Let There Be Light
Diwali Decor Ideas
A country that celebrates all the countless festivals in full glory, Diwali holds a special place in our hearts. One of the very few festivals celebrated with the same zeal and fervor around the country, Diwali is the diminutive form of Deepawali, which literally means ‘a row of lights’ and celebrates (as we all know from countless retelling in the form of Ram Leela) the homecoming of the God, the King Ram. Over the past few centuries, as our culture evolved, the festival has taken up a life of its own, with its own unique set of traditions, rituals and recipes. When it comes to your home, Diwali comes with a set of must-haves. Here is a small checklist to see if your home is Diwali ready this year.
No Indian festival would ever be right without its requisite amount of flowers. Traditionally the most auspicious form of welcome into a household for kings and guests alike, flower arrangements in the form of Rangoli or just old school flower garlands around the doors are an integral part of our Diwali festivities.
An ode to our heritage rich with art, the Rangoli is a timeless exhibition of our passion for colours, life and dynamism, all of which are synonymous with Diwali.

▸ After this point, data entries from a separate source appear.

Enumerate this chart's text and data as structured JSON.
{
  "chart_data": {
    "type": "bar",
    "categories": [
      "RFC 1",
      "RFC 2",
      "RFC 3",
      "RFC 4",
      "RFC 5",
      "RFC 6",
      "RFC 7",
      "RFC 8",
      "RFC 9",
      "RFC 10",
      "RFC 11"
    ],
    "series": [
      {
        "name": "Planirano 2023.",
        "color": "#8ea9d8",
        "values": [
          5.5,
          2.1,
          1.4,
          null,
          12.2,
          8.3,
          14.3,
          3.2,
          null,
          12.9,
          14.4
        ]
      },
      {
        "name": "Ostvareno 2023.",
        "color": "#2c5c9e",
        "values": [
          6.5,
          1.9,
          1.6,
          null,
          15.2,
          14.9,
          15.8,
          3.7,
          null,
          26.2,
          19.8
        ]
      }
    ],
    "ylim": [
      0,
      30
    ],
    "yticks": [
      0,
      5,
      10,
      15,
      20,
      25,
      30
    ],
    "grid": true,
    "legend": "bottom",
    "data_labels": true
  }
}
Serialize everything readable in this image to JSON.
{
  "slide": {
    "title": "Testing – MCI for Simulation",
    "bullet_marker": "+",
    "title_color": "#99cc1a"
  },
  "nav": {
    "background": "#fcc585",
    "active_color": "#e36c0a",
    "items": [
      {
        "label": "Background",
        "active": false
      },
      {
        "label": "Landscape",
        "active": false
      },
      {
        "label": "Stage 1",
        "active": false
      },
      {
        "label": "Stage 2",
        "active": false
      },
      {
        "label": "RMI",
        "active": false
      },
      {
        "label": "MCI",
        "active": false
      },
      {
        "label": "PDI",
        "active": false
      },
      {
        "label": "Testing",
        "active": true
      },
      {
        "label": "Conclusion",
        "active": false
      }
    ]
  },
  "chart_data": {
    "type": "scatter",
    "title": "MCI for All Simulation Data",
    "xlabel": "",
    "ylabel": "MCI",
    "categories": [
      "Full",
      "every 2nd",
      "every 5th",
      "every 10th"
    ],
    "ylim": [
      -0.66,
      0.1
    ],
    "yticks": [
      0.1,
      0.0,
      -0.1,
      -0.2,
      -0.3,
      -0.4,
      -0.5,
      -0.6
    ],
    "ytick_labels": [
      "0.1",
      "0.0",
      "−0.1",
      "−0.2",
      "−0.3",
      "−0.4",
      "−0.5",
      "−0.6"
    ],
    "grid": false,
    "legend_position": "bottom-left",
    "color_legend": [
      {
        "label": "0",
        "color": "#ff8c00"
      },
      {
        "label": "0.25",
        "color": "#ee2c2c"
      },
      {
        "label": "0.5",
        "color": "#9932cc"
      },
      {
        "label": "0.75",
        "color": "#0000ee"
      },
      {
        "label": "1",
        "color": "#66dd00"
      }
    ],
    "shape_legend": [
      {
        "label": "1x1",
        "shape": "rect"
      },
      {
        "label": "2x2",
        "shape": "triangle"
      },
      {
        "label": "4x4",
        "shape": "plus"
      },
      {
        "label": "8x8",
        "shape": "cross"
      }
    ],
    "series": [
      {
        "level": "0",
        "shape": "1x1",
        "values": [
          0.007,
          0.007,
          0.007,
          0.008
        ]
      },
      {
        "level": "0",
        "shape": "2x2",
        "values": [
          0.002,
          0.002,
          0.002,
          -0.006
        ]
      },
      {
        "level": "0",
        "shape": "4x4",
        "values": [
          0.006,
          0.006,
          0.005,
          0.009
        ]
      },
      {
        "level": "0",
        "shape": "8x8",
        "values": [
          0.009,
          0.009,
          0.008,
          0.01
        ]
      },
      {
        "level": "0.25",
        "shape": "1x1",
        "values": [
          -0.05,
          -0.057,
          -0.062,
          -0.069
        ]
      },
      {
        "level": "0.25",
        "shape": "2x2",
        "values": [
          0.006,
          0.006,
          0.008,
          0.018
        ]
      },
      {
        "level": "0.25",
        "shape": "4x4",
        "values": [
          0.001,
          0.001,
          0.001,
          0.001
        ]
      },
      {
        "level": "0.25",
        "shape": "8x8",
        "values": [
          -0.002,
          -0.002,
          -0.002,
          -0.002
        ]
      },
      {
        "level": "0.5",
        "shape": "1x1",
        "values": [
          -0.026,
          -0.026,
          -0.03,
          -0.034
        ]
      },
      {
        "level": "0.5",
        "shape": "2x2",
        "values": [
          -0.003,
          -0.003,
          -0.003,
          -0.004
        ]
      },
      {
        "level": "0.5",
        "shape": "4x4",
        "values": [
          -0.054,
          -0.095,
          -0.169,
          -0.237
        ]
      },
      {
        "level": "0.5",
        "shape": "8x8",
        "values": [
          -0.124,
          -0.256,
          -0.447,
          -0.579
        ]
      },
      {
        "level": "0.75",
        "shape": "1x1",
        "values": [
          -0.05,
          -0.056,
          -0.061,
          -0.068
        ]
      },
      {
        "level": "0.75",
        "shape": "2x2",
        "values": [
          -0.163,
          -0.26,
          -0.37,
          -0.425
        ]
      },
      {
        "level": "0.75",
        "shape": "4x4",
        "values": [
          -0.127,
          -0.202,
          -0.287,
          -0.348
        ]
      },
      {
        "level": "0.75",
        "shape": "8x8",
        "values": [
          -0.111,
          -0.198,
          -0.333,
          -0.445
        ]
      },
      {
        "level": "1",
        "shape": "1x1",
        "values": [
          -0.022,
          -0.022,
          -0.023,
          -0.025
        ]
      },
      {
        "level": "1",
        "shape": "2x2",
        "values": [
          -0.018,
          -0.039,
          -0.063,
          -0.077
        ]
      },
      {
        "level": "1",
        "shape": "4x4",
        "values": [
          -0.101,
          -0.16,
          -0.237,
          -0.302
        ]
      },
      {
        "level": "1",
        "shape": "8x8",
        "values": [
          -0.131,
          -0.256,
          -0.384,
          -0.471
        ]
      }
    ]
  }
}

A myriad variety of patterns, each with its unique story and flavour are drawn on the floor to welcome home the gods and guests alike.
Since time immemorial, Diyas or small earthen lamps have become a symbol of the victory of good over evil, of light over darkness. According to folklore, the triumphant return of Lord Ram and Sita to Ayodhya was marked by diyas placed by the people of the kingdom to welcome home their rightful king.
Over the last few decades, Kandils have become another welcome addition to our traditional Diwali festivities. These paper / fabric lanterns are often homemade by the children in the family and are today an integral part of our Diwali home decor.
Sky Lanterns today are fast replacing the loud and polluting crackers as the staple Diwali fanfare. A true sight to behold, Sky Lanterns are lit and released into the air by families together with prayers and supplications for the gods above.